Jules Verne

<< Le colonel ne le savait pas, mais il fallait agir comme s'ils devaient être attaqués avant quinze jours.

Le numéro 2 : << Faut-il attendre l'attaque ou croyez-vous préférable de la prévenir ?

-- Il faut tout faire pour la prévenir, répondit le colonel, et, si nous sommes menacés d'un débarquement, faire sauter les navires de Herr Schultze avec nos torpilles. >> Sur cette proposition, le docteur Sarrasin offrit d'appeler en conseil les chimistes les plus distingués, ainsi que les officiers d'artillerie les plus expérimentés, et de leur confier le soin d'examiner les projets que le colonel Hendon avait à leur soumettre.

Question du numéro 1 :

<< Quelle est la somme nécessaire pour commencer immédiatement les travaux de défense ?

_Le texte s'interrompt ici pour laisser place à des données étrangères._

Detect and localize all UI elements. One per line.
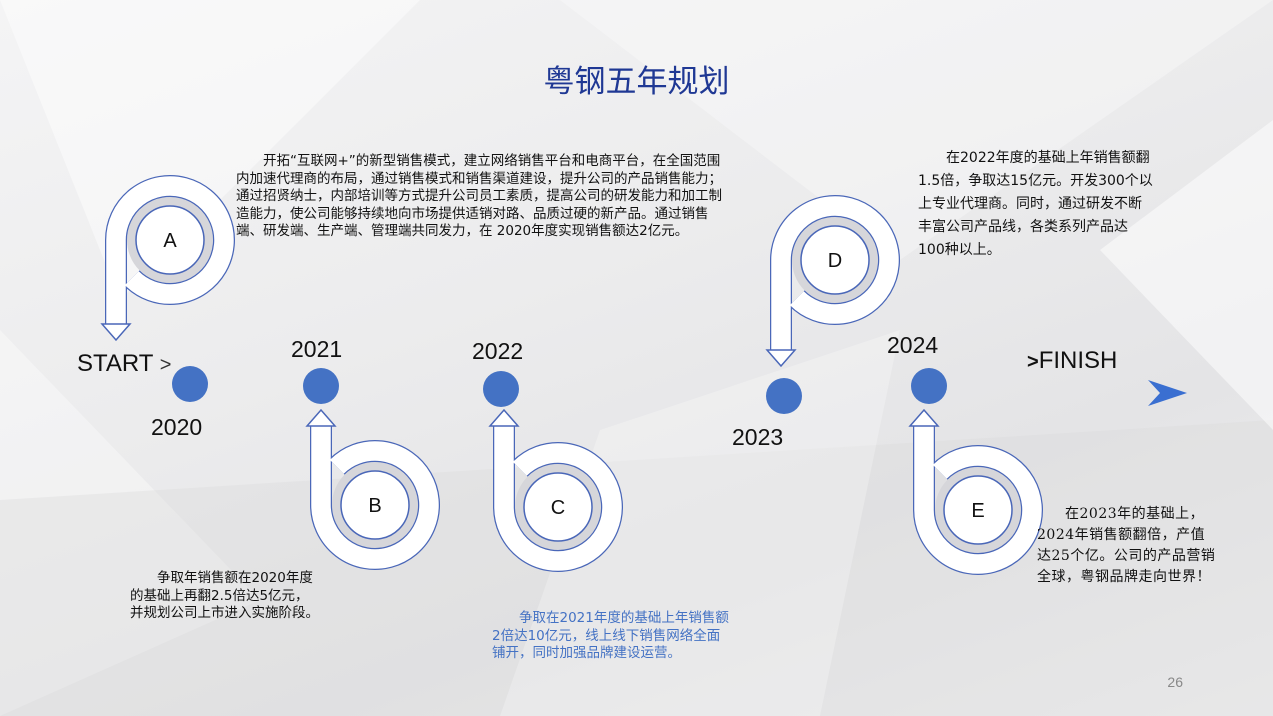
- chevron-right-icon: >: [159, 354, 172, 376]
- spiral-band: [311, 426, 439, 569]
- stage-c-text: 争取在2021年度的基础上年销售额2倍达10亿元，线上线下销售网络全面铺开，同时…: [492, 610, 729, 661]
- page-number: 26: [1167, 674, 1183, 690]
- spiral-band: [914, 426, 1042, 574]
- spiral-band: [106, 176, 234, 324]
- year-2024: 2024: [887, 332, 939, 358]
- stage-a-text: 开拓“互联网+”的新型销售模式，建立网络销售平台和电商平台，在全国范围内加速代理…: [236, 153, 722, 239]
- finish-label: >FINISH: [1027, 347, 1118, 374]
- spiral-ring: [935, 467, 1021, 553]
- timeline-dot-2021: [303, 368, 339, 404]
- arrow-down-icon: [100, 323, 132, 342]
- chevron-right-icon: >: [1027, 351, 1039, 373]
- arrow-right-icon: [1148, 380, 1187, 406]
- stage-label-b: B: [368, 495, 381, 517]
- spiral-ring: [792, 217, 878, 303]
- stage-circle: [800, 225, 870, 295]
- stage-d-text: 在2022年度的基础上年销售额翻1.5倍，争取达15亿元。开发300个以上专业代…: [918, 150, 1153, 258]
- start-label: START >: [77, 350, 172, 377]
- stage-label-c: C: [551, 497, 565, 519]
- arrow-up-icon: [305, 408, 337, 427]
- arrow-down-icon: [765, 349, 797, 368]
- timeline-dot-2024: [911, 368, 947, 404]
- timeline-dot-2020: [172, 366, 208, 402]
- timeline-dot-2022: [483, 371, 519, 407]
- year-2021: 2021: [291, 336, 343, 362]
- spiral-ring: [515, 464, 601, 550]
- spiral-ring: [127, 197, 213, 283]
- timeline-dot-2023: [766, 378, 802, 414]
- year-2020: 2020: [151, 414, 203, 440]
- spiral-ring: [332, 462, 418, 548]
- stage-circle: [135, 205, 205, 275]
- page-title: 粤钢五年规划: [543, 64, 730, 100]
- stage-b-text: 争取年销售额在2020年度的基础上再翻2.5倍达5亿元，并规划公司上市进入实施阶…: [130, 570, 319, 621]
- year-2022: 2022: [472, 338, 524, 364]
- arrow-up-icon: [908, 408, 940, 427]
- stage-circle: [943, 475, 1013, 545]
- stage-e-text: 在2023年的基础上，2024年销售额翻倍，产值达25个亿。公司的产品营销全球，…: [1037, 506, 1216, 585]
- stage-label-d: D: [828, 250, 842, 272]
- spiral-band: [494, 426, 622, 571]
- spiral-band: [771, 196, 899, 350]
- stage-circle: [523, 472, 593, 542]
- year-2023: 2023: [732, 424, 784, 450]
- arrow-up-icon: [488, 408, 520, 427]
- stage-label-e: E: [971, 500, 984, 522]
- stage-circle: [340, 470, 410, 540]
- stage-label-a: A: [163, 230, 177, 252]
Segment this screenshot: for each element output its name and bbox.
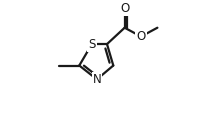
Text: S: S (88, 38, 96, 51)
Text: O: O (136, 30, 146, 43)
Text: N: N (92, 73, 101, 86)
Text: O: O (120, 2, 129, 15)
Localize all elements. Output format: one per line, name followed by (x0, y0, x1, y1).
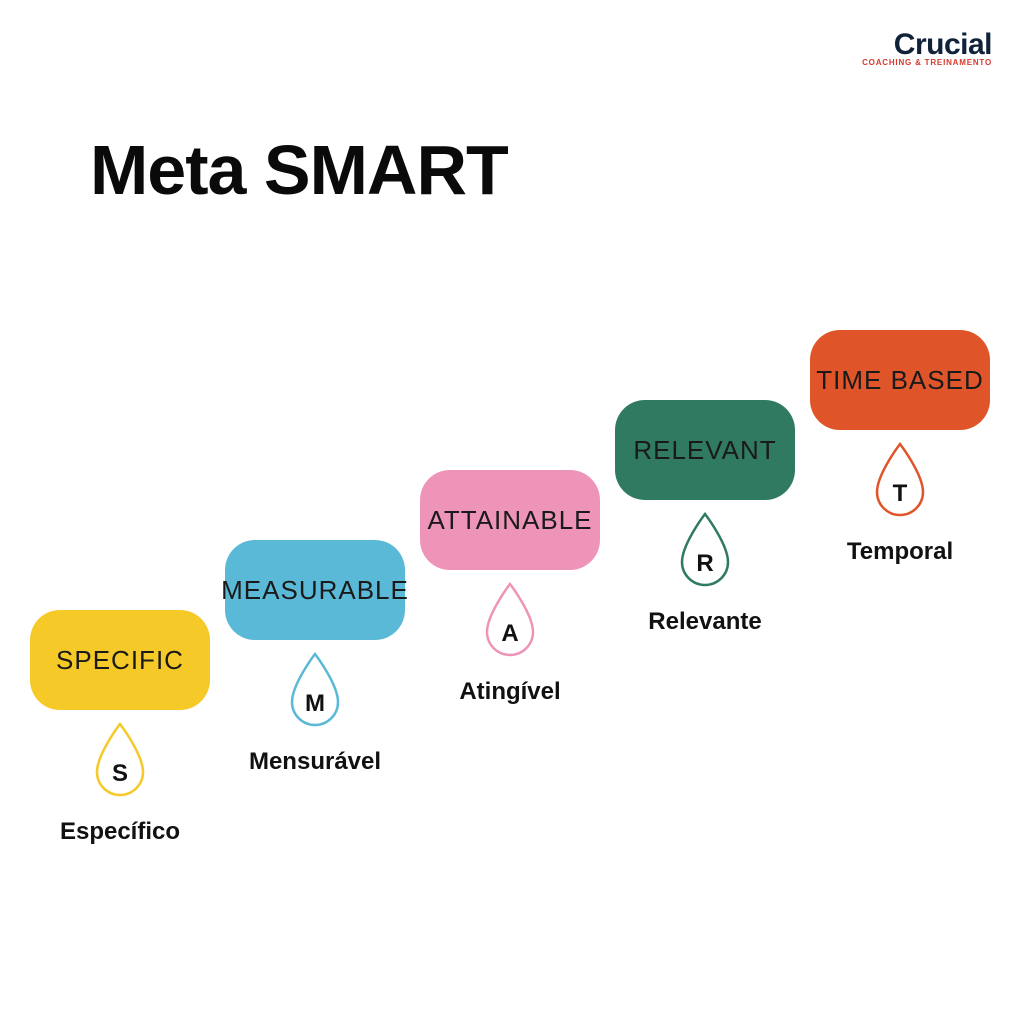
step-sublabel: Relevante (648, 608, 761, 636)
drop-letter: R (674, 550, 736, 578)
pill-label: ATTAINABLE (420, 470, 600, 570)
drop-letter: A (479, 620, 541, 648)
brand-logo: Crucial COACHING & TREINAMENTO (862, 28, 992, 67)
page-title: Meta SMART (90, 130, 508, 210)
smart-step-s: SPECIFIC S Específico (30, 610, 210, 846)
step-sublabel: Mensurável (249, 748, 381, 776)
pill-label: RELEVANT (615, 400, 795, 500)
drop-icon: R (674, 510, 736, 592)
pill-label: MEASURABLE (225, 540, 405, 640)
drop-icon: T (869, 440, 931, 522)
step-sublabel: Temporal (847, 538, 953, 566)
drop-letter: M (284, 690, 346, 718)
pill-label: TIME BASED (810, 330, 990, 430)
drop-icon: M (284, 650, 346, 732)
smart-step-r: RELEVANT R Relevante (615, 400, 795, 636)
pill-label: SPECIFIC (30, 610, 210, 710)
smart-step-a: ATTAINABLE A Atingível (420, 470, 600, 706)
smart-step-t: TIME BASED T Temporal (810, 330, 990, 566)
drop-icon: A (479, 580, 541, 662)
logo-tagline: COACHING & TREINAMENTO (862, 58, 992, 67)
drop-letter: T (869, 480, 931, 508)
drop-letter: S (89, 760, 151, 788)
smart-step-m: MEASURABLE M Mensurável (225, 540, 405, 776)
step-sublabel: Específico (60, 818, 180, 846)
drop-icon: S (89, 720, 151, 802)
step-sublabel: Atingível (459, 678, 560, 706)
logo-text-part: Crucial (894, 28, 992, 61)
logo-main-text: Crucial (862, 28, 992, 62)
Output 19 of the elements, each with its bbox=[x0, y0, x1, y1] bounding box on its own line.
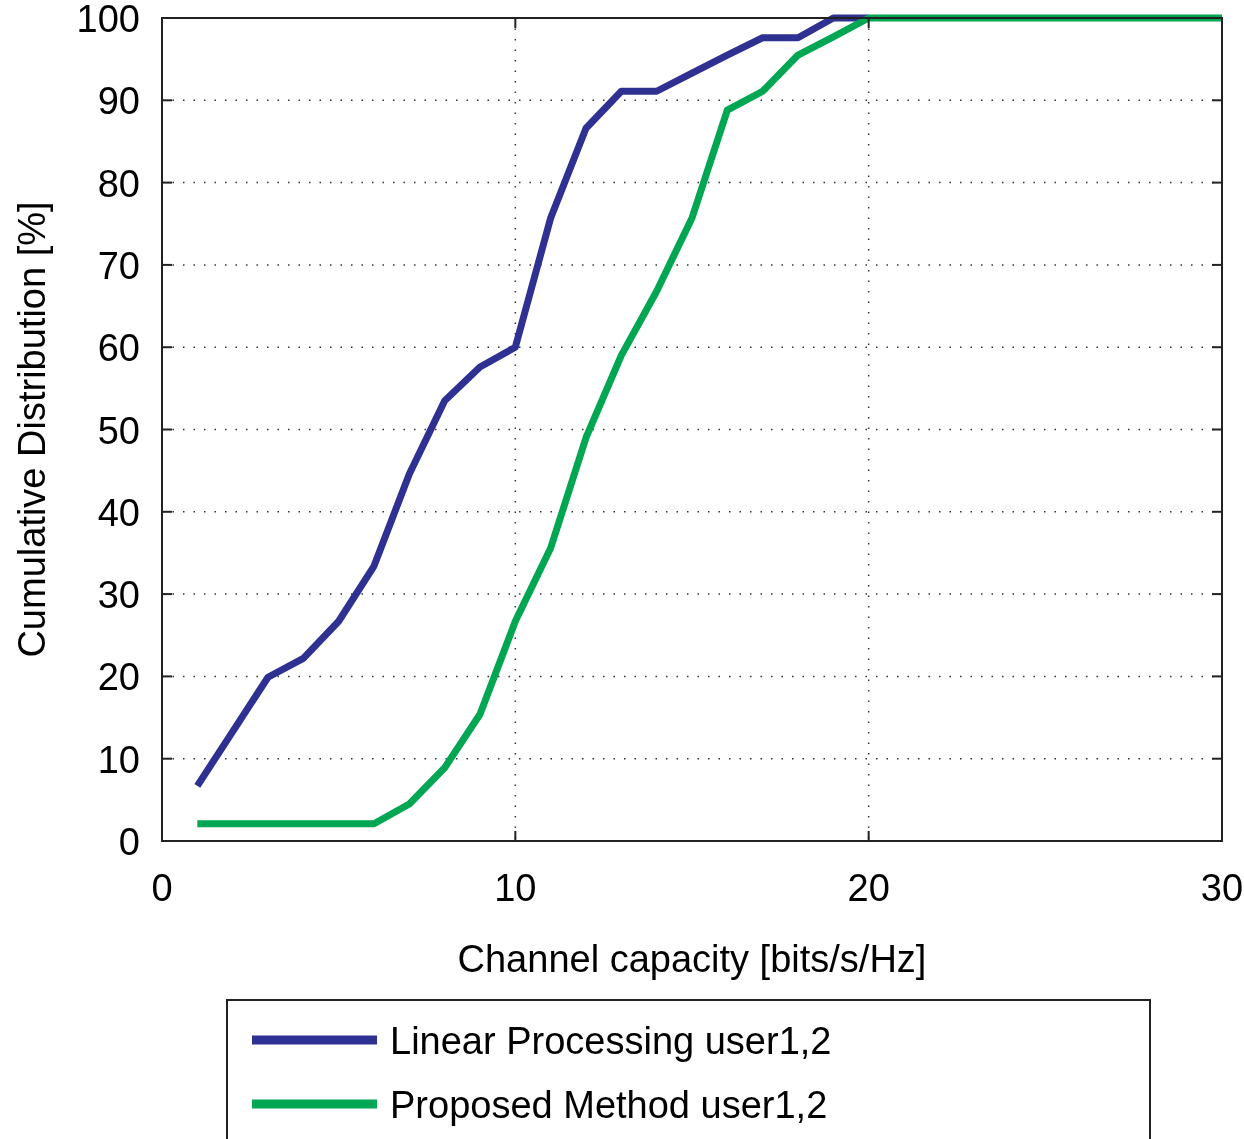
legend-label: Proposed Method user1,2 bbox=[390, 1084, 828, 1126]
y-tick-label: 50 bbox=[97, 409, 140, 452]
legend-label: Linear Processing user1,2 bbox=[390, 1020, 832, 1062]
x-tick-label: 20 bbox=[847, 867, 890, 909]
y-tick-label: 10 bbox=[97, 738, 140, 781]
x-tick-label: 0 bbox=[151, 867, 173, 909]
y-tick-label: 70 bbox=[97, 244, 140, 287]
y-tick-label: 100 bbox=[76, 0, 140, 40]
x-tick-label: 10 bbox=[494, 867, 537, 909]
x-axis-title: Channel capacity [bits/s/Hz] bbox=[457, 938, 927, 980]
y-tick-label: 90 bbox=[97, 80, 140, 123]
y-axis-title: Cumulative Distribution [%] bbox=[11, 201, 53, 658]
y-tick-label: 80 bbox=[97, 162, 140, 205]
y-tick-label: 40 bbox=[97, 491, 140, 534]
y-tick-label: 30 bbox=[97, 574, 140, 617]
x-tick-label: 30 bbox=[1200, 867, 1244, 909]
y-tick-label: 20 bbox=[97, 656, 140, 699]
y-tick-label: 60 bbox=[97, 327, 140, 370]
y-tick-label: 0 bbox=[118, 821, 140, 863]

-- Il faudrait pouvoir disposer de quinze à vingt millions de dollars. >>

Le numéro 4 : << Je propose de convoquer immédiatement l'assemblée plénière des citoyens. >>

Le président Sarrasin : << Je mets aux voix la proposition. >>

Deux coups de timbre, frappés dans chaque téléphone, annoncèrent qu'elle était adoptée à l'unanimité.

Il était huit heures et demie. Le Conseil civique n'avait pas duré dix- huit minutes et n'avait dérangé personne.

L'assemblée populaire fut convoquée par un moyen aussi simple et presque aussi expéditif. A peine le docteur Sarrasin eut-il communiqué le vote du Conseil à l'hôtel de ville, toujours par l'intermédiaire de son téléphone, qu'un carillon électrique se mit en mouvement au sommet de chacune des colonnes placées dans les deux cent quatre-vingts carrefours de la ville. Ces colonnes étaient surmontées de cadrans lumineux dont les aiguilles, mues par l'électricité, s'étaient aussitôt arrêtées sur huit heures et demie, -- heure de la convocation.

Tous les habitants, avertis à la fois par cet appel bruyant qui se prolongea pendant plus d'un quart d'heure, s'empressèrent de sortir ou de lever la tête vers le cadran le plus voisin, et, constatant qu'un devoir national les appelait à la halle municipale, ils s'empressèrent de s'y rendre.

A l'heure dite, c'est-à-dire en moins de quarante-cinq minutes, l'assemblée était au complet. Le docteur Sarrasin se trouvait déjà à la place d'honneur, entouré de tout le Conseil. Le colonel Hendon attendait, au pied de la tribune, que la parole lui fût donnée.

La plupart des citoyens savaient déjà la nouvelle qui motivait le meeting. En effet, la discussion du Conseil civique, automatiquement sténographiée par le téléphone de l'hôtel de ville, avait été immédiatement envoyée aux journaux, qui en avaient fait l'objet d'une édition spéciale, placardée sous forme d'affiches.

La halle municipale était une immense nef à toit de verre, où l'air circulait librement, et dans laquelle la lumière tombait à flots d'un cordon de gaz qui dessinait les arêtes de la voûte.

La foule était debout, calme, peu bruyante. Les visages étaient gais. La plénitude de la santé, l'habitude d'une vie pleine et régulière, la conscience de sa propre force mettaient chacun au-dessus de toute émotion désordonnée d'alarme ou de colère.

A peine le président eut-il touché la sonnette, à huit heures et demie précises, qu'un silence profond s'établit.

Le colonel monta à la tribune.

Là, dans une langue sobre et forte, sans ornements inutiles et prétentions oratoires -- la langue des gens qui, sachant ce qu'ils disent, énoncent clairement les choses parce qu'ils les comprennent bien --, le colonel Hendon raconta la haine invétérée de Herr Schultze contre la France, contre Sarrasin et son oeuvre, les préparatifs formidables qu'annonçait le New York Herald, destinés à détruire France-Ville et ses habitants.

<< C'était à eux de choisir le parti qu'ils croyaient le meilleur à prendre, poursuivit-il. Bien des gens sans courage et sans patriotisme aimeraient peut-être mieux céder le terrain, et laisser les agresseurs s'emparer de la patrie nouvelle. Mais le colonel était sûr d'avance que des propositions si pusillanimes ne trouveraient pas d'écho parmi ses concitoyens. Les hommes qui avaient su comprendre la grandeur du but poursuivi par les fondateurs de la cité modèle, les hommes qui avaient su en accepter les lois, étaient nécessairement des gens de coeur et d'intelligence.